Quanto è tornata a lavorare?
«Dopo quasi due anni. Non è stato facile, perché quando sono rientrata in ufficio le cose erano cambiate. Ho dovuto fare a gomitate per riprendermi ciò che eramio, perché all’inizio mi è stato quasi negato. Probabilmente non per cattiveria, ma è stata una frustrazione che mi sarei volentieri evitata. Però mi sono ripresa il ruolo di “retail supervisor” in campo internazionale: mi occupo di supporto e gestione dei punti vendita in franchising con la nostra azienda, in un ruolo più commerciale che stilistico. No, non lavoro alla Versace, perché mio nonno diceva sempre: “Non mischiare mai affetti e affari”».

Come trova tanta forza?
«Me lo chiedo anch’io. Anche prima ero una che reagiva alle difficoltà. La famiglia è importantissima, ma anche la fede ha avuto un grande spazio in tutto questo. Io sono molto devota alla Madonna, e ogni anno accompagno gli ammalati a Lourdes, come “sorella” dell’Unitalsi. Ho iniziato perché volevo ringraziare la Madonna per essere tornata a camminare. Lo sport, poi, mi ha fatto capire che molte persone, disabili e non, trovano un po’ di forza in quello che faccio».

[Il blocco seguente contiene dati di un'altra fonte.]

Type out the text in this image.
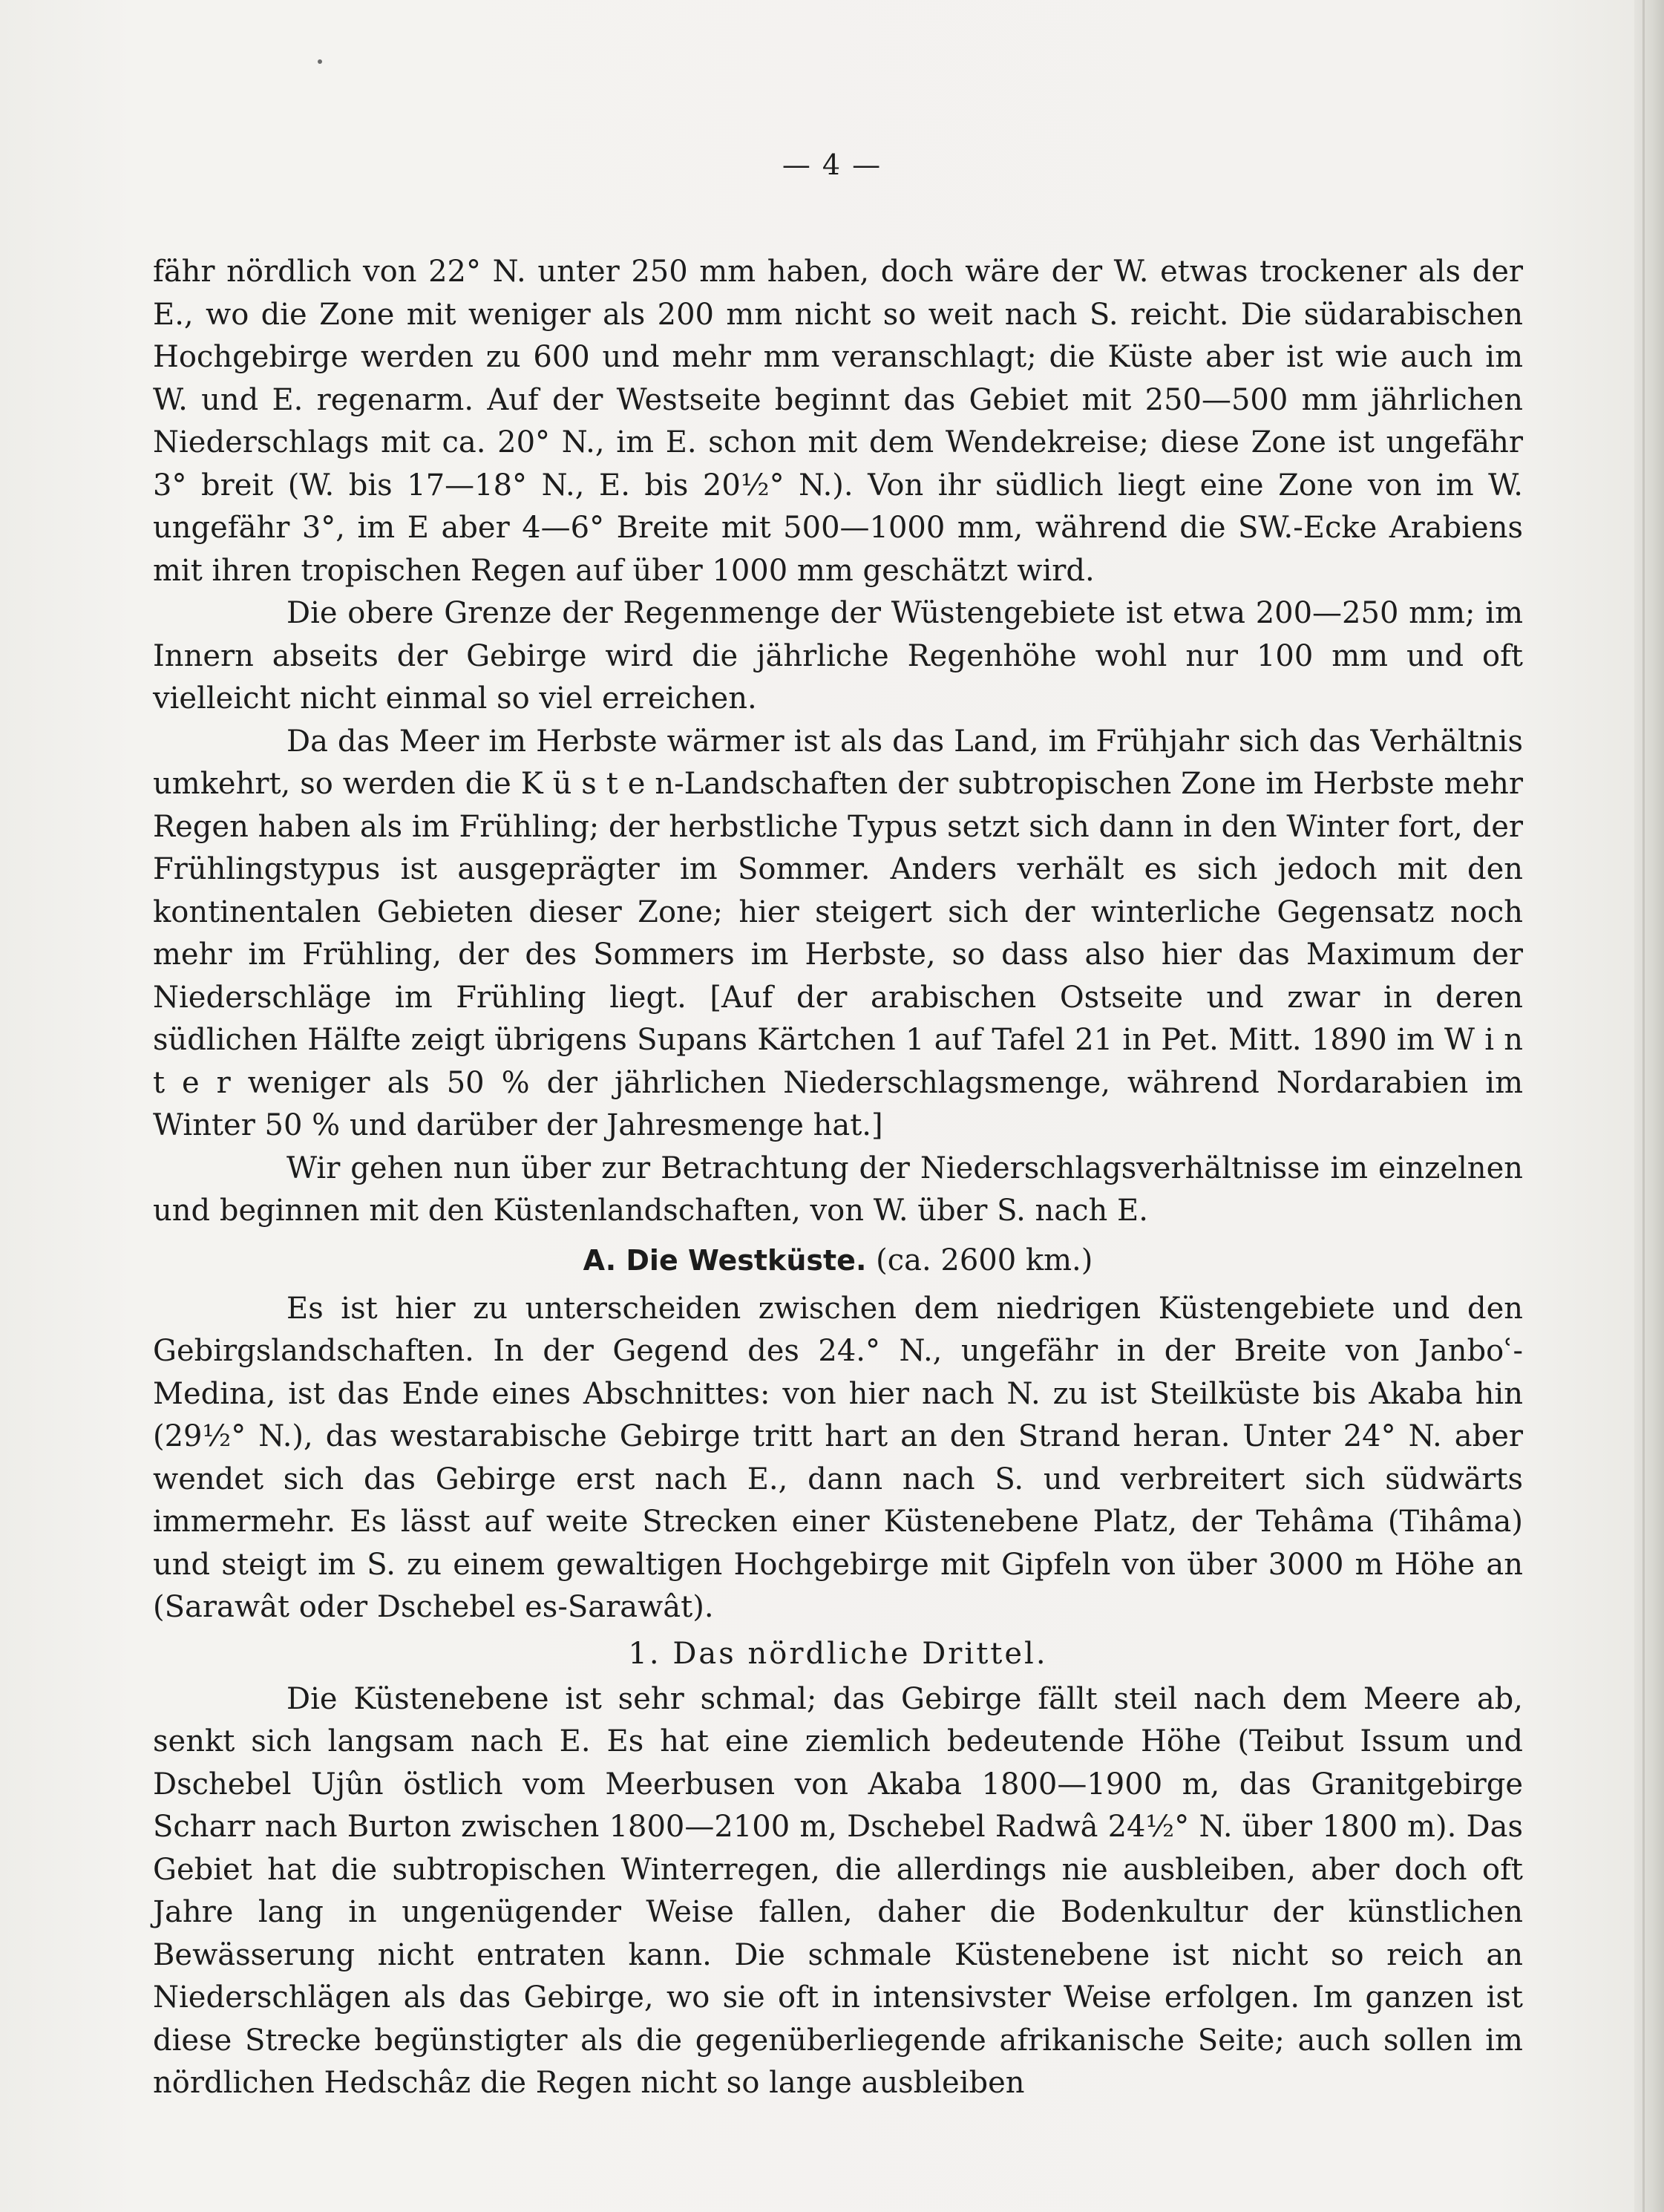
— 4 —

fähr nördlich von 22° N. unter 250 mm haben, doch wäre der W. etwas trockener als der E., wo die Zone mit weniger als 200 mm nicht so weit nach S. reicht. Die südarabischen Hochgebirge werden zu 600 und mehr mm veranschlagt; die Küste aber ist wie auch im W. und E. regenarm. Auf der Westseite beginnt das Gebiet mit 250—500 mm jährlichen Niederschlags mit ca. 20° N., im E. schon mit dem Wendekreise; diese Zone ist ungefähr 3° breit (W. bis 17—18° N., E. bis 20½° N.). Von ihr südlich liegt eine Zone von im W. ungefähr 3°, im E aber 4—6° Breite mit 500—1000 mm, während die SW.-Ecke Arabiens mit ihren tropischen Regen auf über 1000 mm geschätzt wird.

Die obere Grenze der Regenmenge der Wüstengebiete ist etwa 200—250 mm; im Innern abseits der Gebirge wird die jährliche Regenhöhe wohl nur 100 mm und oft vielleicht nicht einmal so viel erreichen.

Da das Meer im Herbste wärmer ist als das Land, im Frühjahr sich das Verhältnis umkehrt, so werden die K ü s t e n-Landschaften der subtropischen Zone im Herbste mehr Regen haben als im Frühling; der herbstliche Typus setzt sich dann in den Winter fort, der Frühlingstypus ist ausgeprägter im Sommer. Anders verhält es sich jedoch mit den kontinentalen Gebieten dieser Zone; hier steigert sich der winterliche Gegensatz noch mehr im Frühling, der des Sommers im Herbste, so dass also hier das Maximum der Niederschläge im Frühling liegt. [Auf der arabischen Ostseite und zwar in deren südlichen Hälfte zeigt übrigens Supans Kärtchen 1 auf Tafel 21 in Pet. Mitt. 1890 im W i n t e r weniger als 50 % der jährlichen Niederschlagsmenge, während Nordarabien im Winter 50 % und darüber der Jahresmenge hat.]

Wir gehen nun über zur Betrachtung der Niederschlagsverhältnisse im einzelnen und beginnen mit den Küstenlandschaften, von W. über S. nach E.

A. Die Westküste. (ca. 2600 km.)

Es ist hier zu unterscheiden zwischen dem niedrigen Küstengebiete und den Gebirgslandschaften. In der Gegend des 24.° N., ungefähr in der Breite von Janboʿ-Medina, ist das Ende eines Abschnittes: von hier nach N. zu ist Steilküste bis Akaba hin (29½° N.), das westarabische Gebirge tritt hart an den Strand heran. Unter 24° N. aber wendet sich das Gebirge erst nach E., dann nach S. und verbreitert sich südwärts immermehr. Es lässt auf weite Strecken einer Küstenebene Platz, der Tehâma (Tihâma) und steigt im S. zu einem gewaltigen Hochgebirge mit Gipfeln von über 3000 m Höhe an (Sarawât oder Dschebel es-Sarawât).

1. Das nördliche Drittel.

Die Küstenebene ist sehr schmal; das Gebirge fällt steil nach dem Meere ab, senkt sich langsam nach E. Es hat eine ziemlich bedeutende Höhe (Teibut Issum und Dschebel Ujûn östlich vom Meerbusen von Akaba 1800—1900 m, das Granitgebirge Scharr nach Burton zwischen 1800—2100 m, Dschebel Radwâ 24½° N. über 1800 m). Das Gebiet hat die subtropischen Winterregen, die allerdings nie ausbleiben, aber doch oft Jahre lang in ungenügender Weise fallen, daher die Bodenkultur der künstlichen Bewässerung nicht entraten kann. Die schmale Küstenebene ist nicht so reich an Niederschlägen als das Gebirge, wo sie oft in intensivster Weise erfolgen. Im ganzen ist diese Strecke begünstigter als die gegenüberliegende afrikanische Seite; auch sollen im nördlichen Hedschâz die Regen nicht so lange ausbleiben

Perché ha iniziato a correre?
«Perché tutti mi dicevano che sarei caduta. L’ho fatto per ripicca, ma anche per curiosità. Mio fratello e il mio ragazzo mi hanno incoraggiata molto. In effetti, corro da poco, e sono già arrivati bei risultati. Adesso l’obiettivo è preparami per qualificarmi alle Paralimpiadi di Londra 2012. Quando corri ti senti viva: io non ho pianto la prima volta che ho camminato, mentre ho pianto per l’emozione la prima volta che ho corso. Sicuramente mi dà una grande carica, ma soprattutto aiuta le persone con disabilità a capire che limiti non ce ne sono».

Vuole trasmettere speranza a chi, magari giovane, è disabile?
«Certo, spero che il messaggio passi. Io lo faccio per quello. Mi può far piacere sapere che sono la prima donna in Italia che corre senza due gambe, ma d’altro canto mi dispiace, perché sono sicura di non essere l’unica amputata bilaterale. Magari si vergognano, o non hanno la forza di uscirne. Invece ci dobbiamo mettere in mostra, ci dobbiamo far vedere. La disabilità è intesa come diversità perché nel quotidiano non la vedi. Quando io vado almare, nonmi offendo del fatto che la gente mi guardi: lo comprendo, perché non si è abituati. E quindi voglio proprio invogliare la gente a farsi vedere. Non bisogna vergognarsi. Sono i ladri e gli assassini che si devono vergognare. Noi, ai quali capita un incidente o che a causa di un tumore abbiamo un arto amputato, perché dovremmo vergognarci? Perché non dobbiamo farci vedere?».